Teacher Education in the Age of AI
– Ms Mitali Sengupta, Faculty, ITARI
In the year 2024, AI was awarded two Nobel Prizes in Physics and Chemistry. AI is shaping the contemporary world. It is impacting education in general, and teacher education in particular, and we should not be oblivious to it. The learner is no longer the same and now has unrestricted access to the knowledge pool of any discipline. Is it possible for a teacher to compete with AI in answering subject-specific questions? Then, why do we need teachers? Certainly, we do not need the teachers who are dispensers of knowledge. Here, the role of teacher education is to ensure that teachers are equipped with distinct competencies and dispositions needed in the Age of AI, which set them apart from ordinary teachers and make them qualified to become future teachers.
The utmost important competency in a future teacher would be the ability to think critically. A teacher imbued with critical thinking can think for herself, engage with multiple ideas, understand the perspectives of others, weigh the evidence before reaching a judgment, respectfully communicate her logical disagreement with others, and collaborate with colleagues, students, and AI.
This future teacher has a research and data mindset: understands how children of the third millennium learn and can distinguish between deep fakes and genuine information.
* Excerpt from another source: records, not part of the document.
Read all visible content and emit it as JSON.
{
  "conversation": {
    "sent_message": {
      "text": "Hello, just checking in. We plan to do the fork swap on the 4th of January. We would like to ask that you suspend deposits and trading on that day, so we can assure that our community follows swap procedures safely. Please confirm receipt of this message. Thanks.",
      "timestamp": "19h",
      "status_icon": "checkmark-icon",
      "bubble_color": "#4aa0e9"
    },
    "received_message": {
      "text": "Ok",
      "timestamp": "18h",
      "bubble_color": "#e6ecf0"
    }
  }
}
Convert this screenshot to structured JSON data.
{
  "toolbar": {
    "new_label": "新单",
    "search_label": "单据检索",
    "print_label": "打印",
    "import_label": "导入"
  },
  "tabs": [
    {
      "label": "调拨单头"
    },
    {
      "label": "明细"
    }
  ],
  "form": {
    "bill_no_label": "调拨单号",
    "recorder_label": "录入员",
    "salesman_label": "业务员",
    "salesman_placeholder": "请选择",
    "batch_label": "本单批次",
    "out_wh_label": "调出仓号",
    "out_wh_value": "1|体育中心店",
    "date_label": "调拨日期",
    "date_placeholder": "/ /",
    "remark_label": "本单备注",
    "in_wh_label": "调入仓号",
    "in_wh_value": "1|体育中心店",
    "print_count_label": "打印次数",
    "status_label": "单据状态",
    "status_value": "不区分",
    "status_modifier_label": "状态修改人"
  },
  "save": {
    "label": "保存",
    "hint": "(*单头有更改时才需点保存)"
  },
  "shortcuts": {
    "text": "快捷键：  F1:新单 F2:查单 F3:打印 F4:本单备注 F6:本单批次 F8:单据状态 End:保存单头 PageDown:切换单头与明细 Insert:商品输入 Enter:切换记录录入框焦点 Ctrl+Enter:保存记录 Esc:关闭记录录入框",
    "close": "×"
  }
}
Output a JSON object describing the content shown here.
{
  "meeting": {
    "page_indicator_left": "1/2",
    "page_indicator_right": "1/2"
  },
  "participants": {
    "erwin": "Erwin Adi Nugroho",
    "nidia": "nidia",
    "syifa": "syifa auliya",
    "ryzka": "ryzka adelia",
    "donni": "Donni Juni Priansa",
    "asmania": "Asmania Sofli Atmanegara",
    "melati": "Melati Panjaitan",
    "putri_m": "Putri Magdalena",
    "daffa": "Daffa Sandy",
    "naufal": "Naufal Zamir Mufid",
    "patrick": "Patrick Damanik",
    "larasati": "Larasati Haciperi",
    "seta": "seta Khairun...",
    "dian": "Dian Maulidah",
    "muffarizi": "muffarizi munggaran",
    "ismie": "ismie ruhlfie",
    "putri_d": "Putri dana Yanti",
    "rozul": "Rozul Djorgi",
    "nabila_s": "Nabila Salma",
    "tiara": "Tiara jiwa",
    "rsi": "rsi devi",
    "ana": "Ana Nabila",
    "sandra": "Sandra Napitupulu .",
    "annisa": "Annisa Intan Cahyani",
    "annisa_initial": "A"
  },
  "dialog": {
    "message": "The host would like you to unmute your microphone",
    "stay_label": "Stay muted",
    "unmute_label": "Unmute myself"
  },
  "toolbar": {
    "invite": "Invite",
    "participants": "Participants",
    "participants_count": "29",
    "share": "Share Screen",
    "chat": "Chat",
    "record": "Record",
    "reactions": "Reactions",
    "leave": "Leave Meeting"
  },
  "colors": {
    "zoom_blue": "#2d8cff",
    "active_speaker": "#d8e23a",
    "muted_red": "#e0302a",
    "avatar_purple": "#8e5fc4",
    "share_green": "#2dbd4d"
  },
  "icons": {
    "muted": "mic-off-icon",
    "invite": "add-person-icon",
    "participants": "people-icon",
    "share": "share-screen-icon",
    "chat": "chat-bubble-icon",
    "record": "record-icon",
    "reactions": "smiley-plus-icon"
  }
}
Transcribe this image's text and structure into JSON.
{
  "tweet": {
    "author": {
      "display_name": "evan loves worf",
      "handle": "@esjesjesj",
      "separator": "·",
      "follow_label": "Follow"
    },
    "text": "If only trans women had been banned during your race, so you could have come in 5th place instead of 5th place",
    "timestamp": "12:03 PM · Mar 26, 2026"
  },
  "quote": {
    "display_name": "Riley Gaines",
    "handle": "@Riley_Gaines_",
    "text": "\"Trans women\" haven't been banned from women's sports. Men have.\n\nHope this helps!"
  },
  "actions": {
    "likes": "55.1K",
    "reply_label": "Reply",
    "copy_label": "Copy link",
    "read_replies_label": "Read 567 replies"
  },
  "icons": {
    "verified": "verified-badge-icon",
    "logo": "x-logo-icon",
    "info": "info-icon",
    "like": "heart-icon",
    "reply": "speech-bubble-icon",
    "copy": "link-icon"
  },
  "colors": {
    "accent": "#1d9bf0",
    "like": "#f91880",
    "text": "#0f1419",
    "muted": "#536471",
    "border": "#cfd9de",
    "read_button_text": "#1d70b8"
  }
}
As the territorial boundaries are becoming fluid and rigid at the same time, this future international-minded teacher is ever-ready to teach any learner from any part of the world. This future teacher is a lifelong learner who is not weary of the adverse impact of AI on her employment but is working in tandem with it to build her career. This future teacher is firmly grounded in the social realities and working for justice, fairness, and equality. And, the creation of such teachers is the responsibility of teacher education institutions.